もし拒否した場合、空崎ヒナはドロシーを狙って開戦を強要しただろう。それが分かったからこその行動。ヒナには二人を捕まえようなんて気は微塵もない、単純に戦うためだけの行動。
より限界まで自分を追い込むため…ヒナほどの強さがあると、今度は自分を追い込むということが難しくなる。消耗しながらも精神が集中力が増している今は、テンニンカと戦う絶好の機会。
しかしそもそもこんな風に強引に手を出してくること自体が、ヒナが先輩を失う前とは違うことを示している。そしてドロシーからすれば、そのあとの戦闘も異常だった。
異様なほどの空崎ヒナの戦闘力。さっきまでクレリックビーストとあれだけ激しく戦っていたとは思えない。むしろその時よりも明確に強くなっている。
「今回ばかりは、操夜君が怒られて然るべきだと思うわ」
本来ならば、ありえないことなのだ。
反転生徒というのは戦闘力において、真っ当な生徒を明確に凌駕している。弱い神秘しか持たない生徒であったならば、まだ生徒最強格程度の戦闘力に納まるかもしれない。しかし強い神秘を持つ生徒が反転したならば、もはや単独で敵う通常の生徒など存在しないだろう。
バッドアンコールやロストエリュシオンもそうだ。キヴォトスを滅ぼした実績のある前者は言うに及ばず、後者もまた特別な力を有している。

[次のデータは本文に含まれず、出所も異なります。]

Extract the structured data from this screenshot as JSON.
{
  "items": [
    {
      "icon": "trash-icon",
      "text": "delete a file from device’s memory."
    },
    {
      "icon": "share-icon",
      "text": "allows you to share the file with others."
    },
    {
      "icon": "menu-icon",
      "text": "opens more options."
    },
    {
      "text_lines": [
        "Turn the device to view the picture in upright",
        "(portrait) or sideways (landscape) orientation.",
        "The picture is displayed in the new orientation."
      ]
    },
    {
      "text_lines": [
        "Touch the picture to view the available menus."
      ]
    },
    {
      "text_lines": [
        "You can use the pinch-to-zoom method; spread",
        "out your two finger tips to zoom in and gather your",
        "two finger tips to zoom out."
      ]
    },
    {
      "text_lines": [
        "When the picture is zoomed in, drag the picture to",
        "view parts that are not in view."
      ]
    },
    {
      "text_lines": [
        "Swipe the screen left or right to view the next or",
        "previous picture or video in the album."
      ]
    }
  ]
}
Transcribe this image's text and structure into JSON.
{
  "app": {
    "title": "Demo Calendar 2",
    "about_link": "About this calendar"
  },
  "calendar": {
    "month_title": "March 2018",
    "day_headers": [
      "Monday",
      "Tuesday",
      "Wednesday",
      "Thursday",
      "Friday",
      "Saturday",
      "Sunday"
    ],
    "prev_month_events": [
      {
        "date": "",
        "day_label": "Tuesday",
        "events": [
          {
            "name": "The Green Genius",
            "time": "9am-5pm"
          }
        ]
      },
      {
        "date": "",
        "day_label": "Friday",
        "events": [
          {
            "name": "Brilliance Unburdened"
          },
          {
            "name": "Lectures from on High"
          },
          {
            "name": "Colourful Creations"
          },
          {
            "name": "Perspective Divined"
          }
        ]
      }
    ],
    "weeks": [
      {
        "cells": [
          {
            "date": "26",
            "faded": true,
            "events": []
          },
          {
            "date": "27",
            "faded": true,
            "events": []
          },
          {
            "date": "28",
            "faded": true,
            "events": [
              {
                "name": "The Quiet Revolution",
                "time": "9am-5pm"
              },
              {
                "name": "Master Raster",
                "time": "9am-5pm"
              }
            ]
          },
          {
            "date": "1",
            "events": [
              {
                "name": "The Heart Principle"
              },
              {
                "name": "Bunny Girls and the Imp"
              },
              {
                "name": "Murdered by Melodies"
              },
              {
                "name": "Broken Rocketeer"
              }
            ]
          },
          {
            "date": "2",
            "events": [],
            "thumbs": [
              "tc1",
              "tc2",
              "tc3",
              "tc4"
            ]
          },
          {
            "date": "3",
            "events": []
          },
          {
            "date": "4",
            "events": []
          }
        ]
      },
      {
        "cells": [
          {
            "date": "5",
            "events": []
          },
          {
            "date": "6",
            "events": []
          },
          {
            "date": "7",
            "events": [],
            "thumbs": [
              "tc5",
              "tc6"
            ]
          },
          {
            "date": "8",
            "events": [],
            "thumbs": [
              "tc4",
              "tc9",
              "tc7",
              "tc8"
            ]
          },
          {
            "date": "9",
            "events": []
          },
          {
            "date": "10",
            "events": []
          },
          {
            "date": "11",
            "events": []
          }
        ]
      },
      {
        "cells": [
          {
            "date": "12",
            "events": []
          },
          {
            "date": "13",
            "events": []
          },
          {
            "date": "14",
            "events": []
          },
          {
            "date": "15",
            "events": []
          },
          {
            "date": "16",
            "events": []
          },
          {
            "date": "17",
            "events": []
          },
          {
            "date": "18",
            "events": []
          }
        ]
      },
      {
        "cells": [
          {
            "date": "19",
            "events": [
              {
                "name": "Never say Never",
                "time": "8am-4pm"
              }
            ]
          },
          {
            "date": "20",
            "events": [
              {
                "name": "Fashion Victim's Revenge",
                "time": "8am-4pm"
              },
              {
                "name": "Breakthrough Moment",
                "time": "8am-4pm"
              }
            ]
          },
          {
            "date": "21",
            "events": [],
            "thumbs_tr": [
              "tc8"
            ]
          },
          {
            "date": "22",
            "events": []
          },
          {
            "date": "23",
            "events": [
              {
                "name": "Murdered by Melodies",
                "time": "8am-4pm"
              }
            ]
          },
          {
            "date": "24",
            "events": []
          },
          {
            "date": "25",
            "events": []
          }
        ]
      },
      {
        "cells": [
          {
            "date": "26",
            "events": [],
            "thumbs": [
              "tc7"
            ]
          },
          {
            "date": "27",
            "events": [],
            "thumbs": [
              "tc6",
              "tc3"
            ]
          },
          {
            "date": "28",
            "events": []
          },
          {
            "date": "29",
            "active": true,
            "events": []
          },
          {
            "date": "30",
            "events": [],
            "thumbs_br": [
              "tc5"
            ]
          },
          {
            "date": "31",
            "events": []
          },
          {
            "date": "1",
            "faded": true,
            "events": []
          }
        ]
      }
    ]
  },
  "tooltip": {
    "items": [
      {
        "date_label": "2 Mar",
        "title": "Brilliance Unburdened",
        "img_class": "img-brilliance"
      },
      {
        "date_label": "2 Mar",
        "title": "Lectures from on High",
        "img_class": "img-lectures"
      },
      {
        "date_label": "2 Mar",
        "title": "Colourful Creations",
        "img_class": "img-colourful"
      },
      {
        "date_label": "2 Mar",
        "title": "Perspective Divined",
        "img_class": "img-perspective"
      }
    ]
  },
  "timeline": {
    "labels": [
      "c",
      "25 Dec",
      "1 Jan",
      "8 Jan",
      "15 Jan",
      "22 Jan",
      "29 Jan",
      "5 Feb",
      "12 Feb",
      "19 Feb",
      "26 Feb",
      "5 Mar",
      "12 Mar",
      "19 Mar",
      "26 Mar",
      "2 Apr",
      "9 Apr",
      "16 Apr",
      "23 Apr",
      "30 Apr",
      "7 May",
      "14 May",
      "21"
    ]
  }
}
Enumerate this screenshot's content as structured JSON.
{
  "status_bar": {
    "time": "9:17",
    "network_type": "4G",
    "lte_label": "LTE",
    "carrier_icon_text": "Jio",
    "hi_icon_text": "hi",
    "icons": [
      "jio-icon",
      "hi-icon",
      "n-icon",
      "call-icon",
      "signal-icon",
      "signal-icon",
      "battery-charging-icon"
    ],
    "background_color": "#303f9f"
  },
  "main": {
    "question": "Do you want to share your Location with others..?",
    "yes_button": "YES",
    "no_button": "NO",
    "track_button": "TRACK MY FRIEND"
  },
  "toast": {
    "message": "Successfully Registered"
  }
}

だからこそ、明確な異常。正常な生徒が。単独のロストエリュシオンであり、強力な反転生徒でもあるテンニンカと、本気で戦闘できることなんて。
「ーーー真銀弾*3ッイアウルシャー!!!」
決め手になったのは、テンニンカの手加減抜きの必殺技。銀の閃光が煌めき、恐るべき威力がヒナを攻撃する余波だけで町を破壊する。それは正真正銘の化け物であるクレリックビーストの脅威、それすらも遥かに上回っていた。
しかし判定上は敗北したヒナであるが、その体が一時的に動けなくなっただけで、その目は爛々と輝いていた。少し時間を置けば、放っておいても復活してくることだろう……あるいは、すぐにでも。
「ドロシー!逃げるよっ!」
どこかコミカルにそういうテンニンカは、相変わらず明るくて元気だった。この世界ではまだ普通に生きている、テンニンカが反転する前の生徒の面影を残したままで。
そんな二人を見ていたドロシーは、胸が痛い思いを真摯に受け止めていた。
・テンニンカ
ミス・ホワイトやシスター服の恐怖などと同じで、原作キャラの反転生徒です。反転生徒は既存の生徒からいくらでも出せるので、オリキャラを作るよりもそちらの方が良いと思っています。ブルアカ的に。
・ドロシー
ギリギリオリキャラではありますが、同じYostarであるアークナイツの同名キャラを俳優にしてる感じあるので、オリキャラというと怪しい。ちなみにアークナイツのドロシーのプレイヤーからのあだ名は「ゆるふわボンドルド」です。草生えますね。